HC2H3O2 + NaOH -> NaC2H3O2 + H2O
At the equivalence point, all of the HC2H3O2 will have reacted with NaOH to form NaC2H3O2. Therefore, the number of moles of NaOH used at the equivalence point will be equal to the number of moles of HC2H3O2 initially present.
The number of moles of HC2H3O2 initially present is:
$$0.10 \text{ M} \times 0.040 \text{ L} = 4.0 \times 10^{-3} \text{ mol}$$
Therefore, the number of moles of NaOH used at the equivalence point is also 4.0 x 10-3 mol.
The volume of NaOH used at the equivalence point can be calculated using the following formula:
$$V = \frac{n}{C}$$
where:
* V is the volume in liters
* n is the number of moles
* C is the concentration in moles per liter
Substituting the values we know into the formula, we get:
$$V = \frac{4.0 \times 10^{-3} \text{ mol}}{0.15 \text{ M}}$$
= 0.0267 L
Therefore, the volume of NaOH used to reach the equivalence point is 0.0267 L or 26.7 mL.
At the equivalence point, the concentration of C2H3O2- can be calculated using the following formula:
$$[C2H3O2-] = \frac{n}{V}$$
where:
* [C2H3O2-] is the concentration of C2H3O2- in moles per liter
* n is the number of moles of C2H3O2-
* V is the volume in liters
At the equivalence point, the number of moles of C2H3O2- is equal to the number of moles of HC2H3O2 initially present, which is 4.0 x 10-3 mol.
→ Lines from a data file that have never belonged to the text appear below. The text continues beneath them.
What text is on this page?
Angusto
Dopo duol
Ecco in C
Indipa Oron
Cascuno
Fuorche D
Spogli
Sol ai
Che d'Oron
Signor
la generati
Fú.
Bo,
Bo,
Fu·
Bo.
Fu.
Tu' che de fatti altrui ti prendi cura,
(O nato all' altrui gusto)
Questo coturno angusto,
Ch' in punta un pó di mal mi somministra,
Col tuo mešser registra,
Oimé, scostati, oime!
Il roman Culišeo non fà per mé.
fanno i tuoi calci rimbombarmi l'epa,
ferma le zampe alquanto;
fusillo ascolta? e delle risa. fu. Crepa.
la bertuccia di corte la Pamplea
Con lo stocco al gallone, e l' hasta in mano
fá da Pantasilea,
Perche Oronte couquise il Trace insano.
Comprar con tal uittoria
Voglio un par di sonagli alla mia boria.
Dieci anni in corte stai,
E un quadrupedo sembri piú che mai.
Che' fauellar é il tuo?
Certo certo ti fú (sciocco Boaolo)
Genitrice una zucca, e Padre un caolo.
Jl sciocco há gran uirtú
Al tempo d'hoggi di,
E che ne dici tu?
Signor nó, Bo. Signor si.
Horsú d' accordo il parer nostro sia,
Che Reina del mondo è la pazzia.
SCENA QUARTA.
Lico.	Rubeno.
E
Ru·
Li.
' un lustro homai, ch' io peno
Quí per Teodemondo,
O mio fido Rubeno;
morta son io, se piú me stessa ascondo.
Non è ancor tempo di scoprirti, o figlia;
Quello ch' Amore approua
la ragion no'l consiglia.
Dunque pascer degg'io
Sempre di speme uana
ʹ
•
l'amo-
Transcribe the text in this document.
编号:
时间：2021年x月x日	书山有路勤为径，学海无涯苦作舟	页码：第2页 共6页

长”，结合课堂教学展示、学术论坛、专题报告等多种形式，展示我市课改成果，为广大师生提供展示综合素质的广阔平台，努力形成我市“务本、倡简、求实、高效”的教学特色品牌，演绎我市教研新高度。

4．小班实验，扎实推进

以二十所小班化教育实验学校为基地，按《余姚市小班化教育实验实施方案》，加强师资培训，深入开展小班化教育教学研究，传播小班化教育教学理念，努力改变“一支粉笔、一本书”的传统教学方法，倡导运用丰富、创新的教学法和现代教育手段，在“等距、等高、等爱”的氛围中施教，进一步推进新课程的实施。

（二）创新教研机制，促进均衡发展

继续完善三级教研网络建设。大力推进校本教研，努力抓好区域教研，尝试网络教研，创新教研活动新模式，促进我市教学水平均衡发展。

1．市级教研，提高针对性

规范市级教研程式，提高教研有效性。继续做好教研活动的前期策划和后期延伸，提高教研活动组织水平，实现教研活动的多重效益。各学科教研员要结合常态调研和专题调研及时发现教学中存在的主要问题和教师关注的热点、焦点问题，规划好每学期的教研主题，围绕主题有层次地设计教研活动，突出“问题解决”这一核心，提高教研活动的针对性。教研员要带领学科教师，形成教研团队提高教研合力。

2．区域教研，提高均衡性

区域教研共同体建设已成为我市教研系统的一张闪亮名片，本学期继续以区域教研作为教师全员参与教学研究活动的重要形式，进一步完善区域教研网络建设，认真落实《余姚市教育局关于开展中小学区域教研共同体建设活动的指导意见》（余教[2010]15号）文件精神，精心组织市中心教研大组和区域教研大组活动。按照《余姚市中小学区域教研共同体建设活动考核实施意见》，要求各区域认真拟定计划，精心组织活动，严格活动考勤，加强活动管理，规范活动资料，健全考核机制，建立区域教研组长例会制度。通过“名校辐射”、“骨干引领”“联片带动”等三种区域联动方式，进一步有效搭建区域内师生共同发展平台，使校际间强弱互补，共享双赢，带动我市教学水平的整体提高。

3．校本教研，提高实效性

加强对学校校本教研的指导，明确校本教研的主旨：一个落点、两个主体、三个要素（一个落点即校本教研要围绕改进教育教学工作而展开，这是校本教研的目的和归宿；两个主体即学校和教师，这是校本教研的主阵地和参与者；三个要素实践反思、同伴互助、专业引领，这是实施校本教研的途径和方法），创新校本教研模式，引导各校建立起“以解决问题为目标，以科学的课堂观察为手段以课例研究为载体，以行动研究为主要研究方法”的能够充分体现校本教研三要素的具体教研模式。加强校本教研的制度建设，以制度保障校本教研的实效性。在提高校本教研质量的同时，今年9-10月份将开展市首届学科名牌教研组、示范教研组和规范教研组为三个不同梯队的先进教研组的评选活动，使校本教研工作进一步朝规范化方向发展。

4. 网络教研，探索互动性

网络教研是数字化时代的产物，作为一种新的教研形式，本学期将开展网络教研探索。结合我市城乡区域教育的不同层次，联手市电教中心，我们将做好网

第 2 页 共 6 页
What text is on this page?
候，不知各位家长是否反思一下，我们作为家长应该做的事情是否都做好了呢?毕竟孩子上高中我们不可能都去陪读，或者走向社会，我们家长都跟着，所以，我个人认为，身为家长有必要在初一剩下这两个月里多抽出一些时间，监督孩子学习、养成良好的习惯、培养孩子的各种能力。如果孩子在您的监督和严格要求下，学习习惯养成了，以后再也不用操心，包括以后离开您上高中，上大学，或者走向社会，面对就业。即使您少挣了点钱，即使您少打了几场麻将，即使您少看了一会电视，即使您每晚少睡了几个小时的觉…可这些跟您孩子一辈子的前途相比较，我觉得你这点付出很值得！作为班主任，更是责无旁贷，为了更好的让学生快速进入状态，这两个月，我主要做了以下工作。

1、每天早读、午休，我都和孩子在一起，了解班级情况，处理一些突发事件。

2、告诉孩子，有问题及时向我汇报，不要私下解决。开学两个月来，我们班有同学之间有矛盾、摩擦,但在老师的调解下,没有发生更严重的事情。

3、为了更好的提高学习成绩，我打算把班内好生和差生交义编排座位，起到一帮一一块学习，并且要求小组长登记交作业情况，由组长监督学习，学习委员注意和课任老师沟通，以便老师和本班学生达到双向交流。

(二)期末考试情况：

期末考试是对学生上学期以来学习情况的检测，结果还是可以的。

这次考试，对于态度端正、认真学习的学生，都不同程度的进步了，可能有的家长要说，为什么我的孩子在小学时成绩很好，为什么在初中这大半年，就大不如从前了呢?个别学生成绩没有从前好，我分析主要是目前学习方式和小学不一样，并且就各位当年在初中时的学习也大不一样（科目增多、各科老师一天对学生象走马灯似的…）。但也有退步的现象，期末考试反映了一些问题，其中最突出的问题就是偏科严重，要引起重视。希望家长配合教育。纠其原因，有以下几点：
The volume at the equivalence point is the sum of the volumes of HC2H3O2 and NaOH used, which is 40.00 mL + 26.7 mL = 66.7 mL or 0.0667 L.
Substituting these values into the formula, we get:
$$[C2H3O2-] = \frac{4.0 \times 10^{-3} \text{ mol}}{0.0667 \text{ L}}$$
= 0.0600 M
Therefore, the concentration of C2H3O2- at the equivalence point is 0.0600 M.